With a backlog of more than 10,000 depositors for the Tesla Model S, its maker is making and delivering electric luxury sedans as fast as it can.

Among other benefits, that may allow Tesla Motors [NSDQ:TSLA] to achieve CEO Elon Musk's suggestion that the company could be profitable for the first quarter of this year.

George Blankenship, Tesla's vice president of worldwide sales and ownership experience, said in December that the company had reached its target production rate of 400 cars a week.

And that 400-cars-per-week production rate was backed up in January by Jerome Guillen, director of Model S programs.

Now, in the company's latest blog post, Blankenship says that rate has risen.

"During the past three weeks we have averaged more than 500 Model S deliveries per week, and it looks like we’ll be setting another record this week."

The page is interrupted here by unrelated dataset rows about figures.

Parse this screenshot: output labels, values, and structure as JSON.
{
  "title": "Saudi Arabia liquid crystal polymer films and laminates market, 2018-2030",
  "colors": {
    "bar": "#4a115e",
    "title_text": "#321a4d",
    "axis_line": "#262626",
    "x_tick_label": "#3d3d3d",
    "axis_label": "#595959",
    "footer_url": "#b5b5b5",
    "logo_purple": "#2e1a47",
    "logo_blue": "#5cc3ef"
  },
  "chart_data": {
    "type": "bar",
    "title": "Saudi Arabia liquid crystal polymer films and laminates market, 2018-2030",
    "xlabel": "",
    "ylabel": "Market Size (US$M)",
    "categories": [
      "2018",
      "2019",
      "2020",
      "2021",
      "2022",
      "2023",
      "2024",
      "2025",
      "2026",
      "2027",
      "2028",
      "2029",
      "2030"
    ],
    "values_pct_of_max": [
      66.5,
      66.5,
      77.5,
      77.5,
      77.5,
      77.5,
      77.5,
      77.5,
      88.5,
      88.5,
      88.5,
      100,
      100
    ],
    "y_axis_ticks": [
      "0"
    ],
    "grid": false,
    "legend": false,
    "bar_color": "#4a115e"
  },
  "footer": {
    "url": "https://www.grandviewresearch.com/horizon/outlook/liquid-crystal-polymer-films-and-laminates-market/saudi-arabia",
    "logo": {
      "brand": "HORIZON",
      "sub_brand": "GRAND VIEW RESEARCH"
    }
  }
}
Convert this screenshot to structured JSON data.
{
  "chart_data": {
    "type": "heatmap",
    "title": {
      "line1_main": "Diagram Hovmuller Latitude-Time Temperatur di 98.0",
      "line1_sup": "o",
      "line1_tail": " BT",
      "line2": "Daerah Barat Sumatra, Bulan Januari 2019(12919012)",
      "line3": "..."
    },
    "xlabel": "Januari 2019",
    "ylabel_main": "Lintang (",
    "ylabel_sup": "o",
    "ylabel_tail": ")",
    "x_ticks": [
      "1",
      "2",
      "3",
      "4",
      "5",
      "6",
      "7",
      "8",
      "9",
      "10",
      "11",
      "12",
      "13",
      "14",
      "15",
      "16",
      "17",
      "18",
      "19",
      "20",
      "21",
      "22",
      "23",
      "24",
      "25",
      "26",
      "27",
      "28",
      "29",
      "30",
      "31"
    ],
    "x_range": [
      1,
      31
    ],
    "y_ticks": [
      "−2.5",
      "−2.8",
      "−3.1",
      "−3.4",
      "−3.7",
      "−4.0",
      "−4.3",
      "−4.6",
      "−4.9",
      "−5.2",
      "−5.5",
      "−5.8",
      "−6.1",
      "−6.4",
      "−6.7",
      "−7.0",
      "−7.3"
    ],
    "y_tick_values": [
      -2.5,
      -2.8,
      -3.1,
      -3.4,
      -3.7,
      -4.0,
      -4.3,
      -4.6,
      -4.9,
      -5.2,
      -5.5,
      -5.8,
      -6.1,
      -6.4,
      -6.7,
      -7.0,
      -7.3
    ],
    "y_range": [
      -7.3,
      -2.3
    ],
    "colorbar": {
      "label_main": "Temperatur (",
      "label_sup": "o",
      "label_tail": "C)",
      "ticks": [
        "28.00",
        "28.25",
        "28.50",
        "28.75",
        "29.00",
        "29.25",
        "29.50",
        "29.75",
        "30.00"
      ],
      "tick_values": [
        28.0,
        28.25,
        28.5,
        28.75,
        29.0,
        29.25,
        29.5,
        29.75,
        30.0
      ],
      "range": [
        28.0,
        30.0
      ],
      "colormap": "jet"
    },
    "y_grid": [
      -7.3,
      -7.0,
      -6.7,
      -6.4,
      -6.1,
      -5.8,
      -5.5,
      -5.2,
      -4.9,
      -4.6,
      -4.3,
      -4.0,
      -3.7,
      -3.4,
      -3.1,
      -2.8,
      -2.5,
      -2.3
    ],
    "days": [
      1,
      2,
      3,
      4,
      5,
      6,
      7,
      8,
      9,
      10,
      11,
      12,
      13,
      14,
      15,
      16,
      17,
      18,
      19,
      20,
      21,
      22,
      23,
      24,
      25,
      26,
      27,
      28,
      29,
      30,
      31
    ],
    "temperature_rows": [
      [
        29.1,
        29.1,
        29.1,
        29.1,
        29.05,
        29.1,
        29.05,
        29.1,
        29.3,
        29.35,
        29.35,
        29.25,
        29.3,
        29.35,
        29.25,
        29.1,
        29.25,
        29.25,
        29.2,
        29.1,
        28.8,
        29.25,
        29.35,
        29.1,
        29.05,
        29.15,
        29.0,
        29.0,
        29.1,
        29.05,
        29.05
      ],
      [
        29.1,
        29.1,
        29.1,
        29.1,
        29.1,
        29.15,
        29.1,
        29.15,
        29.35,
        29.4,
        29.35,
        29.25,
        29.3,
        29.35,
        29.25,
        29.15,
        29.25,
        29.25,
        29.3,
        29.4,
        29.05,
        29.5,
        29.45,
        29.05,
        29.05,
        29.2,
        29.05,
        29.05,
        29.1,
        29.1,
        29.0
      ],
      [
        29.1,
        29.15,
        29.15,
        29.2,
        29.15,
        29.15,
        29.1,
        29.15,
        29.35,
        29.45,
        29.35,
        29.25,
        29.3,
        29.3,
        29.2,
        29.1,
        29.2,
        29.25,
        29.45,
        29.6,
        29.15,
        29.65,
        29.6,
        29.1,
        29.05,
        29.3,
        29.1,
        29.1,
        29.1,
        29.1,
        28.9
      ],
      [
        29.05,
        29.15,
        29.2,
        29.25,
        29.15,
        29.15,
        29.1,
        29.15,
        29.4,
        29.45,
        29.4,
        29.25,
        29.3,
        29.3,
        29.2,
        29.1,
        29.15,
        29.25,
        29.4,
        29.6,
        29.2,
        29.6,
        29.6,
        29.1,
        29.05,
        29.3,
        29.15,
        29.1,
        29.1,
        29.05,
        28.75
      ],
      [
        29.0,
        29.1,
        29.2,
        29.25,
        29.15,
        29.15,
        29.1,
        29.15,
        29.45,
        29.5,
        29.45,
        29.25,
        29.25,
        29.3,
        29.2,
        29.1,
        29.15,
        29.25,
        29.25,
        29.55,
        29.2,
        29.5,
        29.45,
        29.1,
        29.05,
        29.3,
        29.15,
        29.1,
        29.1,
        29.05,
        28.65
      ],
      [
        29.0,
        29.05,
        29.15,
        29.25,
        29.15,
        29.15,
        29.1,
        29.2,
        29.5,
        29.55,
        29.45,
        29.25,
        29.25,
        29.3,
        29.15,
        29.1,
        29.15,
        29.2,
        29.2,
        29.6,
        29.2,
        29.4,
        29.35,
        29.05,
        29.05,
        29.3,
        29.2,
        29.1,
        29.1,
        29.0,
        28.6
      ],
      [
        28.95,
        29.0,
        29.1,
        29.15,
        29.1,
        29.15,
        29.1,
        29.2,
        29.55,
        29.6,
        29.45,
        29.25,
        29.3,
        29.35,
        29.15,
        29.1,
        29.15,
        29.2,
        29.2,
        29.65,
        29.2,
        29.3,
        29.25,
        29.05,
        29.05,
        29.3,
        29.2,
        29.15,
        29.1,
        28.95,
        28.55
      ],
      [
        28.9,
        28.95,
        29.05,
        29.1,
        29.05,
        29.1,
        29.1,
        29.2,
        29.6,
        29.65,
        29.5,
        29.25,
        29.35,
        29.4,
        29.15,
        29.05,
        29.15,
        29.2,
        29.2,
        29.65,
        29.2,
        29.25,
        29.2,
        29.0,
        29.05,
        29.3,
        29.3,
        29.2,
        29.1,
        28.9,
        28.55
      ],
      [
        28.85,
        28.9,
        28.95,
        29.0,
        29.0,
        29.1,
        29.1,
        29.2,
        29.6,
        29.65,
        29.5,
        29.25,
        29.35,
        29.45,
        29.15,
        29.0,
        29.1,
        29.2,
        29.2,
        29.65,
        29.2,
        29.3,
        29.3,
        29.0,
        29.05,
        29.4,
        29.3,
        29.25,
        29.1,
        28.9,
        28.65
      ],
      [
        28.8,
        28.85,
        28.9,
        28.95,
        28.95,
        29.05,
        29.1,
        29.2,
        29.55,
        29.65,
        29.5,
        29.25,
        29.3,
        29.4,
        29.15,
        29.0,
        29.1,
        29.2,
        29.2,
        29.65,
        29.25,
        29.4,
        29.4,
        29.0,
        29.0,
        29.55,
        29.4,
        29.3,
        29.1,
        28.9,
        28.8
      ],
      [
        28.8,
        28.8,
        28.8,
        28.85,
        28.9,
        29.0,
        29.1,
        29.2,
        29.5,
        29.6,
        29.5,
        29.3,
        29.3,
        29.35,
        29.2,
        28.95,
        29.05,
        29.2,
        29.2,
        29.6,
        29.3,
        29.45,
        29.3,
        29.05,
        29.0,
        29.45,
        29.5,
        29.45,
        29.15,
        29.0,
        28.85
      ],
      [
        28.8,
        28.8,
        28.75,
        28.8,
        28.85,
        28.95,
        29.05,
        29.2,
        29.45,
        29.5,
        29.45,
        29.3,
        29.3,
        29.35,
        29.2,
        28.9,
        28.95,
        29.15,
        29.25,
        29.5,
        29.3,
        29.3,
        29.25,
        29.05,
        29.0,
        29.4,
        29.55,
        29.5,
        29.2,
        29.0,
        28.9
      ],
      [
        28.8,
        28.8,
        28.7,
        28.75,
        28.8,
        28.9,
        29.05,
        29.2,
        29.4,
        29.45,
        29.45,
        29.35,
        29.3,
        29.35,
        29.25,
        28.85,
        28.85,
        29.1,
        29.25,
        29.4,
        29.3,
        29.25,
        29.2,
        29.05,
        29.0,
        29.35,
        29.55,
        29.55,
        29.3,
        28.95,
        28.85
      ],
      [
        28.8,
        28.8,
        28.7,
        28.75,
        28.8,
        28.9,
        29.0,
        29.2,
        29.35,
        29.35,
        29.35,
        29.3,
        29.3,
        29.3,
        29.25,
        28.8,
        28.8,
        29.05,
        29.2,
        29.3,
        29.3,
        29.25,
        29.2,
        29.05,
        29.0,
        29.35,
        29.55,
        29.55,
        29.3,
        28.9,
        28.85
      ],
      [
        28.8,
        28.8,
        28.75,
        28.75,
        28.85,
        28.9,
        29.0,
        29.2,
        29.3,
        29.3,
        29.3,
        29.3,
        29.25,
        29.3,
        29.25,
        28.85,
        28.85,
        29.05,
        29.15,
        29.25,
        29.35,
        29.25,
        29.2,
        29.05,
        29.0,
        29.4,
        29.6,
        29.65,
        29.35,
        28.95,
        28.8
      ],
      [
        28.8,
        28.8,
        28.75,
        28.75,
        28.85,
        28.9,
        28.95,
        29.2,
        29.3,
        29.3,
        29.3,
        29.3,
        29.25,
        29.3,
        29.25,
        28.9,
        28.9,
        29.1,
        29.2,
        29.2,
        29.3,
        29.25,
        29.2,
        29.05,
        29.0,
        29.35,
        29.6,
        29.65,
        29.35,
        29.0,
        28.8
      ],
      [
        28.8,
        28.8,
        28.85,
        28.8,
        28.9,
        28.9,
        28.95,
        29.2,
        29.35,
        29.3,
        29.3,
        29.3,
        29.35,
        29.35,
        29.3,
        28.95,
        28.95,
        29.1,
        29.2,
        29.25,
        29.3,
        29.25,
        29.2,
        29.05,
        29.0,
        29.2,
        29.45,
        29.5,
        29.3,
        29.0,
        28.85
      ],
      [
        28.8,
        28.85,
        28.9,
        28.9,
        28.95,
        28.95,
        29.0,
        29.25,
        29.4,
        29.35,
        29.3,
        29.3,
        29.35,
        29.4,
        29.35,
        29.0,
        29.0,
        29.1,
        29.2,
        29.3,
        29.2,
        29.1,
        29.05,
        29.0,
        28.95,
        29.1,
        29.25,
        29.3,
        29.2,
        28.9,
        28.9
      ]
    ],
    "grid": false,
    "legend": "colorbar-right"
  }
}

And that number is backed up, more or less, by a little-noticed article in the Westfield Republican, an upstate New York newspaper that covers the region where Jamestown Plastics is located.

That's the company that makes liners for the Model S front trunk--which Tesla insists on calling a "frunk"--and ships them to Tesla's Silicon Valley assembly plant in Fremont, California.

About "500 a week are fabricated at the Jamestown Plastics, Inc., operation in Brocton," says the article.

Taken together, it sounds like Tesla Motors is now cranking out its first high-volume electric car at a rate of 2,000 per month or better.

Which should make its investors--and depositors--happy.